WMC reminds us that the dates and locations of its conference have varied considerably over its 26-year run, falling between February and late March with locations between Fort Lauderdale and Miami.

Conversely, Ultra officials insist that in recent years, the electronic dance music industry as a whole has come to recognize and embrace the last week of March as the true WMC week, and that many of the artists' tour schedules have already assumed the late March dates.

"Large-scale events and festivals traditionally do not move their dates around year to year," says the Ultra statement, adding that "a move like this [should] have to be done well over a year in advance to allow time for proper planning."

So what does this mean for the hundreds of thousands of bewildered fans who feel left out in the rain? Some new information suggests there is the potential for two epic music- and party-saturated weeks in the Miami sun.
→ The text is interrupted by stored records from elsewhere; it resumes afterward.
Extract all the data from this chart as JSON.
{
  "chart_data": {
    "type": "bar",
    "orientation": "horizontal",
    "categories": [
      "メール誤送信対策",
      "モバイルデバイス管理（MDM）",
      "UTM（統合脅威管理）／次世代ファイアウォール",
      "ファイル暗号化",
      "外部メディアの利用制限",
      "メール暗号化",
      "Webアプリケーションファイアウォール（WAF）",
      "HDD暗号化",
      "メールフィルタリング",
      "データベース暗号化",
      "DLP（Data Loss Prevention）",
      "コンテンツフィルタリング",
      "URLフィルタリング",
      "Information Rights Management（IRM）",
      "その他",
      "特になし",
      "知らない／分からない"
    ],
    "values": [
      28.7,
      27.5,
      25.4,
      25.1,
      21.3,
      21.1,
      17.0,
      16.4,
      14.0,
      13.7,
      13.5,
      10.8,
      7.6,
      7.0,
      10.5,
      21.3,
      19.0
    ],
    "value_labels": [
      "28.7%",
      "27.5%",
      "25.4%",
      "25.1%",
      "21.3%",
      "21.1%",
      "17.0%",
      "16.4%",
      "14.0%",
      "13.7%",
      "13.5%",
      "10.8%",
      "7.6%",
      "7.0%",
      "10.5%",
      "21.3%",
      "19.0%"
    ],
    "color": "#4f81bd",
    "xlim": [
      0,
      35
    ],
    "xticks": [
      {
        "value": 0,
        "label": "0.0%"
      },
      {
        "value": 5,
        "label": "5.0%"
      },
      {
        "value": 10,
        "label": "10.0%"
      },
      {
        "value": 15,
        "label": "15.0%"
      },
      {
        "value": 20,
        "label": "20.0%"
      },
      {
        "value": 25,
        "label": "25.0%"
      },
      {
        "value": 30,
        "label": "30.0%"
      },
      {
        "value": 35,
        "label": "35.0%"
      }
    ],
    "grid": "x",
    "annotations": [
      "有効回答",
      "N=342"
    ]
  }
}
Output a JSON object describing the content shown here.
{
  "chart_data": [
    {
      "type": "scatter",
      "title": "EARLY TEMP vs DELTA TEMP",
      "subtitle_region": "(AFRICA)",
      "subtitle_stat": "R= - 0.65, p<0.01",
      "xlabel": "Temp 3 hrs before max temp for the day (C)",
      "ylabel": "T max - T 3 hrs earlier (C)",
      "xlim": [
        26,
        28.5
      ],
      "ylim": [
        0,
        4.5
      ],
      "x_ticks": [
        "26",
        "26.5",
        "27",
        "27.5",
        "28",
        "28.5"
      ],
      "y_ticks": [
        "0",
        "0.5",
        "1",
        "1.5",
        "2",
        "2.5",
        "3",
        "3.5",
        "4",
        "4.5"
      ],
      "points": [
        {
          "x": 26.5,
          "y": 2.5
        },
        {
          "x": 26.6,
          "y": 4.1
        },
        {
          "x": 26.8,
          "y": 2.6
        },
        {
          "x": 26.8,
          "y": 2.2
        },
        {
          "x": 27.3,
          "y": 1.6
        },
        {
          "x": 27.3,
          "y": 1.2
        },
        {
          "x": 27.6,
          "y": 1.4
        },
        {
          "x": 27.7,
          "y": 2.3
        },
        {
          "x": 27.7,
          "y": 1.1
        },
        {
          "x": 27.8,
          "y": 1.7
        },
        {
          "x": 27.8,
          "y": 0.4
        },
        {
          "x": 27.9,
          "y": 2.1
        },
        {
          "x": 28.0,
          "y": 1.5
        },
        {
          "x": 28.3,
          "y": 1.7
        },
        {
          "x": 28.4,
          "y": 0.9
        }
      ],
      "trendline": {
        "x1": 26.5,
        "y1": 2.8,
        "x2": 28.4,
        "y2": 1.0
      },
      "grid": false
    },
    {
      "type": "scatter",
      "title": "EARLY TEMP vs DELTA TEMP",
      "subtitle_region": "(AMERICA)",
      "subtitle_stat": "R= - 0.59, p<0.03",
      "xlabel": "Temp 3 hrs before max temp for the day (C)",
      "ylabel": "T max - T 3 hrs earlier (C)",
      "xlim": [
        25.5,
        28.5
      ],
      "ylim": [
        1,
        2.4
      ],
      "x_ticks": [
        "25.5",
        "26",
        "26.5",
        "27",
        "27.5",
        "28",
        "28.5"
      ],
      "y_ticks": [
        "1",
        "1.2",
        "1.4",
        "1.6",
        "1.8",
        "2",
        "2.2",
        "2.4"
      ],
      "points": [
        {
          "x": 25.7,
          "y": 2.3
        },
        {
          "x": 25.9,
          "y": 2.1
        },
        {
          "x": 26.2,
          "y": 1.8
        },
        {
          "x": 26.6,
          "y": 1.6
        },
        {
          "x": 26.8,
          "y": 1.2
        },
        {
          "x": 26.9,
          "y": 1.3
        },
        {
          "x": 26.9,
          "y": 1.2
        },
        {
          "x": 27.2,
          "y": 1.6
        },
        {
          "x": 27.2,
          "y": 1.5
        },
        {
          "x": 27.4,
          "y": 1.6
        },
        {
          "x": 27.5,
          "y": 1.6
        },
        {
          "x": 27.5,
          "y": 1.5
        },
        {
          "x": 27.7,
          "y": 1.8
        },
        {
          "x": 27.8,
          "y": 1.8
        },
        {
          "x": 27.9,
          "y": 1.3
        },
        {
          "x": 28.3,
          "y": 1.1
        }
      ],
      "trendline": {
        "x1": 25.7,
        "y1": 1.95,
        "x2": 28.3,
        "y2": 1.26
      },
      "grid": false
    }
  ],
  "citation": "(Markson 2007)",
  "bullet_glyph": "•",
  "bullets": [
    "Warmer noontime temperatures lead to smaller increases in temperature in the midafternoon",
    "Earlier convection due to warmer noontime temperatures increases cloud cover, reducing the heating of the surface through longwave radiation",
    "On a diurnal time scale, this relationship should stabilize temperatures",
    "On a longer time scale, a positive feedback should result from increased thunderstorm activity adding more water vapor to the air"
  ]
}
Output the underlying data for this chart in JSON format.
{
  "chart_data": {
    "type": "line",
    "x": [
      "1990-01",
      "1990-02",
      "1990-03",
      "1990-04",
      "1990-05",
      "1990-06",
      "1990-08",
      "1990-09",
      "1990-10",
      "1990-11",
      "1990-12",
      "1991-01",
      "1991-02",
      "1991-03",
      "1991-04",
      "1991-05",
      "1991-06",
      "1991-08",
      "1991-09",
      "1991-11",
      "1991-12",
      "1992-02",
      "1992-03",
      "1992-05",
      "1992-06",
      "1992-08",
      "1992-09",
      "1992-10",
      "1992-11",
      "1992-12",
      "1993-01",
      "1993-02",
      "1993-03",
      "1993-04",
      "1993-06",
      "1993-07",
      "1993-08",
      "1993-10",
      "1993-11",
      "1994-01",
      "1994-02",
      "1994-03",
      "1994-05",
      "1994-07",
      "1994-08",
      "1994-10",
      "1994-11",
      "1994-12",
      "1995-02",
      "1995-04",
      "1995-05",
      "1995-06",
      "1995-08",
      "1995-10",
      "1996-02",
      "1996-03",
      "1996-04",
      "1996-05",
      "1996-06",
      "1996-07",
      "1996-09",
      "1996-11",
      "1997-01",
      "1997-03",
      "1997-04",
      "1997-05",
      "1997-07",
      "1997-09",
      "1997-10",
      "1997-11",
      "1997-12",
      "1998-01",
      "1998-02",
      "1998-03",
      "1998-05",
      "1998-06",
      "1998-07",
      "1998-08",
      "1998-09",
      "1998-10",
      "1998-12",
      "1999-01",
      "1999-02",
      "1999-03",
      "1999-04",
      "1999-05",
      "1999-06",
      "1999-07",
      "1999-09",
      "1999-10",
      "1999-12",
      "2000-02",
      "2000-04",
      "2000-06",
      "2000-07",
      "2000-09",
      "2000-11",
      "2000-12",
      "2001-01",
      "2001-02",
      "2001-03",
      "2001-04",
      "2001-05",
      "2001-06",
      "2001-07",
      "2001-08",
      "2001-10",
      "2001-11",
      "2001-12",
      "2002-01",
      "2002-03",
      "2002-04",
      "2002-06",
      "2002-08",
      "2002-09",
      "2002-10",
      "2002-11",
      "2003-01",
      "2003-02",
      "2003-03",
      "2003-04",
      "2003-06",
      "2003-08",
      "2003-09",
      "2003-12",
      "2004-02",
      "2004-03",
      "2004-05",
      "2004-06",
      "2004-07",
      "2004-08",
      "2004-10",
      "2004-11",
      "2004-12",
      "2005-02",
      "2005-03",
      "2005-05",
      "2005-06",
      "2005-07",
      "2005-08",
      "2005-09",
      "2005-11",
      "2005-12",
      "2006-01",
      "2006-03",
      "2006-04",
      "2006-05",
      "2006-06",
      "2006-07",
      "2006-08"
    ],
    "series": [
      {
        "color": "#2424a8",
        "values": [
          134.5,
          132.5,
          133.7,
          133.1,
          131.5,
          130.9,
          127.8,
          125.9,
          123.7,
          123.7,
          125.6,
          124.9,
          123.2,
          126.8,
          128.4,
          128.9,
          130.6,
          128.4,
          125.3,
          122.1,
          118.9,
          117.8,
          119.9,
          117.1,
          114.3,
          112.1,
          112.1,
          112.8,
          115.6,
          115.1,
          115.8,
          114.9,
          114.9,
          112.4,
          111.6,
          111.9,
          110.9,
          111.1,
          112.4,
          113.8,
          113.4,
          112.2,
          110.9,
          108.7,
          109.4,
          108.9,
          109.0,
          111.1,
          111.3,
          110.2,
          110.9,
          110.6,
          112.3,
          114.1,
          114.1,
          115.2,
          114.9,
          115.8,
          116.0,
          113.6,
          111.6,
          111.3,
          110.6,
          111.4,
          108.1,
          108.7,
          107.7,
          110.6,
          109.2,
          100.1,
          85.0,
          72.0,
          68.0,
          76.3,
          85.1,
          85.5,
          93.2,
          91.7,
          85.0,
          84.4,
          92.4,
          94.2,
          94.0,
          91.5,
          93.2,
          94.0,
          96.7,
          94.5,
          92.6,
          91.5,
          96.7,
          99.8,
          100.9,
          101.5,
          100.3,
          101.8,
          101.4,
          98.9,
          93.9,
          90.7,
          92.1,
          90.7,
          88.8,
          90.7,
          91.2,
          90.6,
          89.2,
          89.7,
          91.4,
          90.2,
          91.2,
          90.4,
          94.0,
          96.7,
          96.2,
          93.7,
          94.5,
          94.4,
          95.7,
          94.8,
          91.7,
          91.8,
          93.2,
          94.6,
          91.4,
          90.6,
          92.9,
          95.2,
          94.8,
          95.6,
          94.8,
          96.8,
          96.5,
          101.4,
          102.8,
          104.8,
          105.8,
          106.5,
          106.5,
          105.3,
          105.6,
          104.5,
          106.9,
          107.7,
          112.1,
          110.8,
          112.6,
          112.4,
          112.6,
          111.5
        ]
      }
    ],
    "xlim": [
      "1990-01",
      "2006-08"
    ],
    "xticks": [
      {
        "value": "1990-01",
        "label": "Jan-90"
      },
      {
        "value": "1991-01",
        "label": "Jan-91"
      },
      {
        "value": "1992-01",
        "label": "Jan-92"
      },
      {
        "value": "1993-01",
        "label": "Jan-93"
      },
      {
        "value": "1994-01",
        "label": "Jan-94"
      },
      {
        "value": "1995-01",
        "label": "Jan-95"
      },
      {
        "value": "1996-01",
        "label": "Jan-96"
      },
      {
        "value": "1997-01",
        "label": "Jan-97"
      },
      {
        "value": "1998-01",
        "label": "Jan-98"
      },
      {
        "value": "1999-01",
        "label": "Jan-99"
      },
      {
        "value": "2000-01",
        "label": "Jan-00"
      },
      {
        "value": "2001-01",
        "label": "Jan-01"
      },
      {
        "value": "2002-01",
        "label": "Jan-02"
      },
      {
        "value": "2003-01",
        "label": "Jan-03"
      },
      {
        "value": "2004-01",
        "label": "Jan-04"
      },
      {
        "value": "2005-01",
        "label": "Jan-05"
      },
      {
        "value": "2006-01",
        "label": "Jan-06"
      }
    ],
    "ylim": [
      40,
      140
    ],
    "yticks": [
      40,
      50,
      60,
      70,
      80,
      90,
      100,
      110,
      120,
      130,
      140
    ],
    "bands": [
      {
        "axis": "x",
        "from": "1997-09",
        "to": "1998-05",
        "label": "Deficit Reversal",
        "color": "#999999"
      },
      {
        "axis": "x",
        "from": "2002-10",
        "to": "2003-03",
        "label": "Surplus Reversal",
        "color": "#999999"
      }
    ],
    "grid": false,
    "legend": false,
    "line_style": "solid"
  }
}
Thursday afternoon, the Miami New Times contested an MTV News report in which Club Space owner Louis Puig claimed the City of Miami Beach would not issue pool and beach party permits outside of the official WMC dates. Upon further investigation, Miami Beach official Max Sklar told MTV News that the city "considers a number of different factors before approving or denying an application." He went on to explain that the "special-event permit approvals are not based on whether the event occurs during [WMC]." That said, the dozens of pool and beach parties that traditionally take over the Collins Avenue hotels now have some serious decisions to make and potential allegiances to declare.

Online EDM retailer Beatport has thrown one of the premier must-see WMC pool and beach parties each year since its launch and is just one of the many entities faced with this difficult and potentially costly decision.

"We throw our free Miami parties and events to connect the DJs we love with as many hard-core fans as possible," says Beatport CEO Matt Adell. "The fracturing of some of the other events across the entire month of March certainly complicates our planning, as I am sure it does for thousands of others. We are working on a revised plan for Miami in March and will share it with the community as soon as it is fully baked."